California’s new AB1305 – the Voluntary Carbon Market Disclosures Act may not have captured as much attention as the state’s other new climate disclosure requirements, but it is still broadly applicable. Although the first part of the legislative language concerns only businesses that are “marketing or selling voluntary carbon offsets within the state”, the rest of the law covers many more companies – and becomes effective in less than two months (January 1, 2024).
The law is very short – the text that applies to users of offsets is below:
An entity that purchases or uses voluntary carbon offsets that makes claims regarding the achievement of net zero emissions, claims that the entity, related entity, or a product is “carbon neutral,” or makes other claims implying the entity, related entity, or a product does not add net carbon dioxide or greenhouse gases to the climate or has made significant reductions to its carbon dioxide or greenhouse gas emissions shall disclose on the entity’s internet website all of the following information pertaining to each project or program:
(a) The name of the business entity selling the offset and the offset registry or program.
(b) The project identification number, if applicable.
(c) The project name as listed in the registry or program, if applicable.
(d) The offset project type, including whether the offsets purchased were derived from a carbon removal, an avoided emission, or a combination of both, and site location.
(e) The specific protocol used to estimate emissions reductions or removal benefits.
(f) Whether there is independent third-party verification of company data and claims listed.
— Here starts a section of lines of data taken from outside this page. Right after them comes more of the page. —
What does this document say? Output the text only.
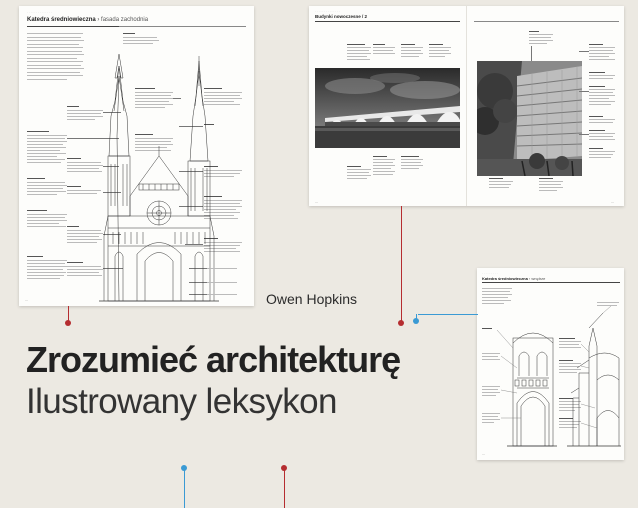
· · · · · · · · · · · · · ·
Katedra średniowieczna › fasada zachodnia
—
· · · · · · · · · · · · · ·
Budynki nowoczesne / 2
—	—
· · · · · · · · ·
Katedra średniowieczna › wnętrze
—
Owen Hopkins
Zrozumieć architekturę
Ilustrowany leksykon
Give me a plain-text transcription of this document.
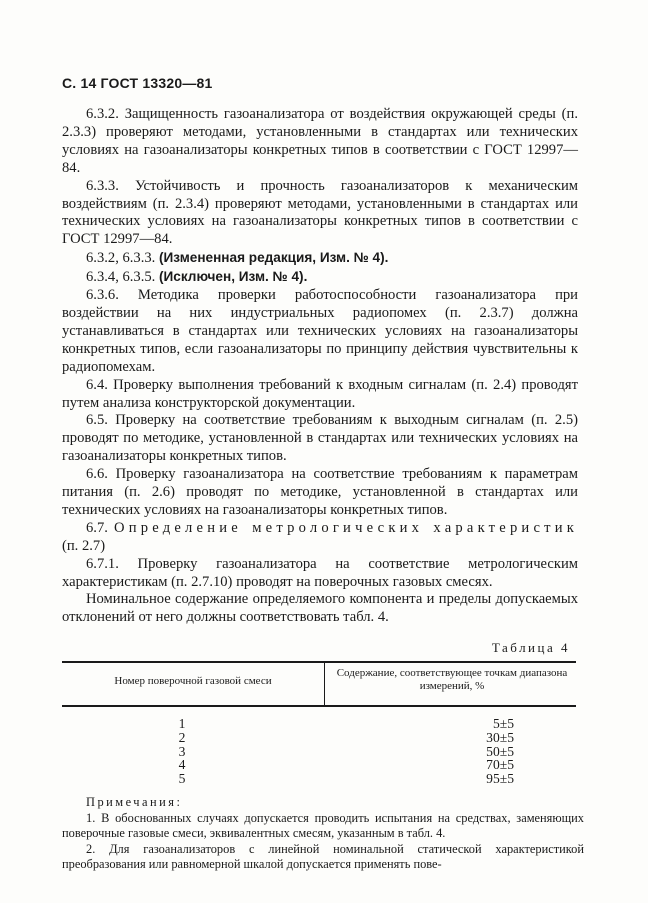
С. 14 ГОСТ 13320—81

6.3.2. Защищенность газоанализатора от воздействия окружающей среды (п. 2.3.3) проверяют методами, установленными в стандартах или технических условиях на газоанализаторы конкретных типов в соответствии с ГОСТ 12997—84.

6.3.3. Устойчивость и прочность газоанализаторов к механическим воздействиям (п. 2.3.4) проверяют методами, установленными в стандартах или технических условиях на газоанализаторы конкретных типов в соответствии с ГОСТ 12997—84.

6.3.2, 6.3.3. (Измененная редакция, Изм. № 4).

6.3.4, 6.3.5. (Исключен, Изм. № 4).

6.3.6. Методика проверки работоспособности газоанализатора при воздействии на них индустриальных радиопомех (п. 2.3.7) должна устанавливаться в стандартах или технических условиях на газоанализаторы конкретных типов, если газоанализаторы по принципу действия чувствительны к радиопомехам.

6.4. Проверку выполнения требований к входным сигналам (п. 2.4) проводят путем анализа конструкторской документации.

6.5. Проверку на соответствие требованиям к выходным сигналам (п. 2.5) проводят по методике, установленной в стандартах или технических условиях на газоанализаторы конкретных типов.

6.6. Проверку газоанализатора на соответствие требованиям к параметрам питания (п. 2.6) проводят по методике, установленной в стандартах или технических условиях на газоанализаторы конкретных типов.

6.7. Определение метрологических характеристик (п. 2.7)

6.7.1. Проверку газоанализатора на соответствие метрологическим характеристикам (п. 2.7.10) проводят на поверочных газовых смесях.

Номинальное содержание определяемого компонента и пределы допускаемых отклонений от него должны соответствовать табл. 4.

Таблица 4
Номер поверочной газовой смеси
Содержание, соответствующее точкам диапазона измерений, %
1
2
3
4
5
5±5
30±5
50±5
70±5
95±5

Примечания:

1. В обоснованных случаях допускается проводить испытания на средствах, заменяющих поверочные газовые смеси, эквивалентных смесям, указанным в табл. 4.

2. Для газоанализаторов с линейной номинальной статической характеристикой преобразования или равномерной шкалой допускается применять пове-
(g) This section does not apply to entities that do not operate within the state or do not purchase or use voluntary carbon offsets sold within the state.
The law continues with regard to claims of Net-zero and carbon neutrality made by any company:
An entity that makes claims regarding the achievement of net zero emissions, claims that the entity, a related or affiliated entity, or a product is “carbon neutral,” or makes other claims implying the entity, related or affiliated entity, or a product does not add net carbon dioxide or greenhouse gases … to the climate or has made significant reductions to its carbon dioxide or greenhouse gas emissions … shall disclose on the entity’s internet website all of the following information pertaining to all greenhouse gas emissions associated with its claims:
(a) All information documenting how, if at all, a “carbon neutral,” “net zero emission,” or other similar claim was determined to be accurate or actually accomplished, and how interim progress toward that goal is being measured. This information may include, but not be limited to, disclosure of independent third-party verification of all of the entity’s greenhouse gas emissions, identification of the entity’s science-based targets for its emissions reduction pathway, and disclosure of the relevant sector methodology and third-party verification used for the entity’s science-based targets and emissions reduction pathway.
(b) Whether there is independent third-party verification of the company data and claims listed.
(c) This section does not apply to entities that either do not operate within the state, or that do not make claims within the state.
As in the other new California climate laws, there is ambiguity with the phrase “operate within the state” which could be interpreted very broadly – capturing a wider range of companies than might be initially thought. There is also the question of how “significant reductions” will be defined – the latest question posed and answered in our Q&A Forum.
Is your company’s offset due diligence process robust enough to ensure you know if any purchased offsets originate from California, triggering reporting? It won’t be too difficult for media, AI bots and NGOs to make these determinations – creating regulatory risk for companies that don’t investigate and report.